Da SAPOLSKY sich als seriöser Wissenschaftler begreift, verschont er seine Leser/innen nicht mit all den “Wenns” und “Abers”. In der Regel beginnt eine Antwort auf die Frage nach einem Erklärungszusammenhang mit den Worten: “Es kommt darauf an.” (Also auf die weiteren Umstände).
Die Verhaltenswissenschaft ist komplex, die Kausalitätsketten sind verworren. Genau das verführt die meisten Menschen dazu, im Zweifelsfall eben doch das autonome “Ich” des Menschen als hauptsächliche Ursache für sein Verhalten zu postulieren.

Das Buch betreibt nicht nur Grundlagenforschung. Es reflektiert auch die Auswirkungen, die eine naturwissenschaftliche Betrachtung menschlicher Verhaltensursachen für das gesellschaftliche Zusammenleben und seine Regeln bzw. Institutionen hat. Es überrascht jetzt sicher niemanden mehr, dass SAPOLSKY auch hier irritierende Antworten und Lösungsvorschläge parat hat.

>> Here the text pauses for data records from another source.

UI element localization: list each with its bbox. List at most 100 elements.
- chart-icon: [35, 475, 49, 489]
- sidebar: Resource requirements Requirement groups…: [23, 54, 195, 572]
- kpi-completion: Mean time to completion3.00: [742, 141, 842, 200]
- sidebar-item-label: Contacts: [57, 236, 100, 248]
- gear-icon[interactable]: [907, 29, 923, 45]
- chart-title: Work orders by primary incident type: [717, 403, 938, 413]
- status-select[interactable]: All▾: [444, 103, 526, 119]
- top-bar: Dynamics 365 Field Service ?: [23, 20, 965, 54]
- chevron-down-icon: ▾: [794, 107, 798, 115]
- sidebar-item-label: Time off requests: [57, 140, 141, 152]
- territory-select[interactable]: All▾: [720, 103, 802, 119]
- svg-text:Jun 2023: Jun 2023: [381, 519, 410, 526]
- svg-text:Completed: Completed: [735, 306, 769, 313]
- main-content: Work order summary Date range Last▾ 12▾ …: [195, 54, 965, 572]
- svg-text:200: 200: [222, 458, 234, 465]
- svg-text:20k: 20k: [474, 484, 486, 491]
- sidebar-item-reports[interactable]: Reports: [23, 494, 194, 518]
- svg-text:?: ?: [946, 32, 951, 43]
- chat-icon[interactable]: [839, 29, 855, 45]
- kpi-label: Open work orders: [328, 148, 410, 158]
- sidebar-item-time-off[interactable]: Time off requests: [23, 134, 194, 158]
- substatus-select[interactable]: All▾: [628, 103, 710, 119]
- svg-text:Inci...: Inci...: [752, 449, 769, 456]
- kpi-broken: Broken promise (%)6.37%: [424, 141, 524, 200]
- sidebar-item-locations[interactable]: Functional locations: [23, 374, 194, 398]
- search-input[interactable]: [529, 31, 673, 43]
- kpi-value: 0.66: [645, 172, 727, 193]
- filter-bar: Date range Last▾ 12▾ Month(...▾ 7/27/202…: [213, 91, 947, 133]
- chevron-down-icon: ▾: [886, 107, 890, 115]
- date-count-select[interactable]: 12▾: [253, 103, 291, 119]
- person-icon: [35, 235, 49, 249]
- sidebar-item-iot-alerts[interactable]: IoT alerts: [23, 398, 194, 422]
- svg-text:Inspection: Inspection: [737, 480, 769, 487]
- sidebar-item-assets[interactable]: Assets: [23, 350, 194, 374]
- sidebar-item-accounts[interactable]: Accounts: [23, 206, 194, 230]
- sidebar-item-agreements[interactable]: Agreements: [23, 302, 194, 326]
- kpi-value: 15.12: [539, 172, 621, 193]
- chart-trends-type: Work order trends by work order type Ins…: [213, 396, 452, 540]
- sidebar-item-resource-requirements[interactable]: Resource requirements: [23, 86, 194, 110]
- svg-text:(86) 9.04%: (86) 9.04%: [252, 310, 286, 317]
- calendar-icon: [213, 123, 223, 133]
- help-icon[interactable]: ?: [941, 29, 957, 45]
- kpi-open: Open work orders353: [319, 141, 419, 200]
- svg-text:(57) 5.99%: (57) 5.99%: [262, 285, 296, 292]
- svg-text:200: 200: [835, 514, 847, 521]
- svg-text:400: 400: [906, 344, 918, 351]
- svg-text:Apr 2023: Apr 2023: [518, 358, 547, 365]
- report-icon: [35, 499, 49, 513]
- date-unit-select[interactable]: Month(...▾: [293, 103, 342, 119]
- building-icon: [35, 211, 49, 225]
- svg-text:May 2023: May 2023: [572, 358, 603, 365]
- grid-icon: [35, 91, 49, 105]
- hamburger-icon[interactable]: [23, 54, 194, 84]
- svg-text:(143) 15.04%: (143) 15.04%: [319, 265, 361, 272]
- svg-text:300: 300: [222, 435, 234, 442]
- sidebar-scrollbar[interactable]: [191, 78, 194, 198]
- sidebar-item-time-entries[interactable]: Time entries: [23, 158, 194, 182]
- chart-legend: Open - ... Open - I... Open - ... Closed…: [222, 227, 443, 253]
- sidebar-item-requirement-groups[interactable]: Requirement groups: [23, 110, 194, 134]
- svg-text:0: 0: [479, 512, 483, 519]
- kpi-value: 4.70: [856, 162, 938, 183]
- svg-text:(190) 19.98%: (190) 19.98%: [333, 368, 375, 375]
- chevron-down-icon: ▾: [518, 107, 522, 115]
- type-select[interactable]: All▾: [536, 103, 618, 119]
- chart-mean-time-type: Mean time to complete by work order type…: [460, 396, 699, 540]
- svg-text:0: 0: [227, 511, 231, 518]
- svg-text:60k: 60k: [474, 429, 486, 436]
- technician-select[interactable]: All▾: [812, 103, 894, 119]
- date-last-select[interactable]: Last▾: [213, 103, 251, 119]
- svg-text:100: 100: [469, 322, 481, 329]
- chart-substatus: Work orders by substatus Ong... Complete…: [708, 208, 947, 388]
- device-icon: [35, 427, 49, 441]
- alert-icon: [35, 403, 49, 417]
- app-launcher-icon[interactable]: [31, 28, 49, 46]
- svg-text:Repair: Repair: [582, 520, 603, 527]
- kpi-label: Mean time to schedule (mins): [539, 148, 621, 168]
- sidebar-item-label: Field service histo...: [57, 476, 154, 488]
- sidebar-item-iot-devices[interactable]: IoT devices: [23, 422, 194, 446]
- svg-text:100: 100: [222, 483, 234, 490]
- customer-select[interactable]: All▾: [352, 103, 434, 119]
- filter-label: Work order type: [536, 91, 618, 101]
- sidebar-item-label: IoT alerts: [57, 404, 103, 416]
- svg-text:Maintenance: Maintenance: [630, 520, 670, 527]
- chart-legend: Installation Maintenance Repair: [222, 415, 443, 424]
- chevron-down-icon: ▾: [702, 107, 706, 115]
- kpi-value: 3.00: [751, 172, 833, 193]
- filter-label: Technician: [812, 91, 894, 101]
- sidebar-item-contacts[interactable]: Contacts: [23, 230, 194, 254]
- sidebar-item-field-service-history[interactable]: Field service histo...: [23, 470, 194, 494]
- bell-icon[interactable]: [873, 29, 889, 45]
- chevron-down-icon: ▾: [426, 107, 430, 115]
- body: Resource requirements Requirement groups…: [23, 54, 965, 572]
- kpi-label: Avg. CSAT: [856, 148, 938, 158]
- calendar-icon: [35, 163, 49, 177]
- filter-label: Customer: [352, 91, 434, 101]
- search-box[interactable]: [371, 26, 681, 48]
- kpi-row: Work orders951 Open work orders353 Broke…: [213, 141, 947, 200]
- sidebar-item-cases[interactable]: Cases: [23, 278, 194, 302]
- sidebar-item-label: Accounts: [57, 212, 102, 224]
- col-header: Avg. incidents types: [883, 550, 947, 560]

Wer sich auf diese Lese-Herausforderung einlässt erhält einen extrem weiten Einblick in den Forschungsstand der für menschliches Verhalten relevanten Fachdisziplinen (Stand 2017). Eingerahmt wird dieser Überblick von grundlegenden und schafsinnigen Reflexionen des Autors, die über die Summierung von Einzelbefunden weit hinausgehen.
Da SABLOTSKY dabei auch noch ein humorvoller und durchweg “cooler” Typ ist, bleibt das Lesen keineswegs eine trockene Angelegenheit.
Wenn nur die Zusammenhänge nicht so kompliziert wären…

Auf SAPOLSKYs für den Herbst angekündigtes Buch über Willensfreiheit (also ihre Nicht-Existenz) werde ich mich bereits am Tag seines Erscheinens stürzen. Einige Tage später werde ich davon an dieser Stelle berichten.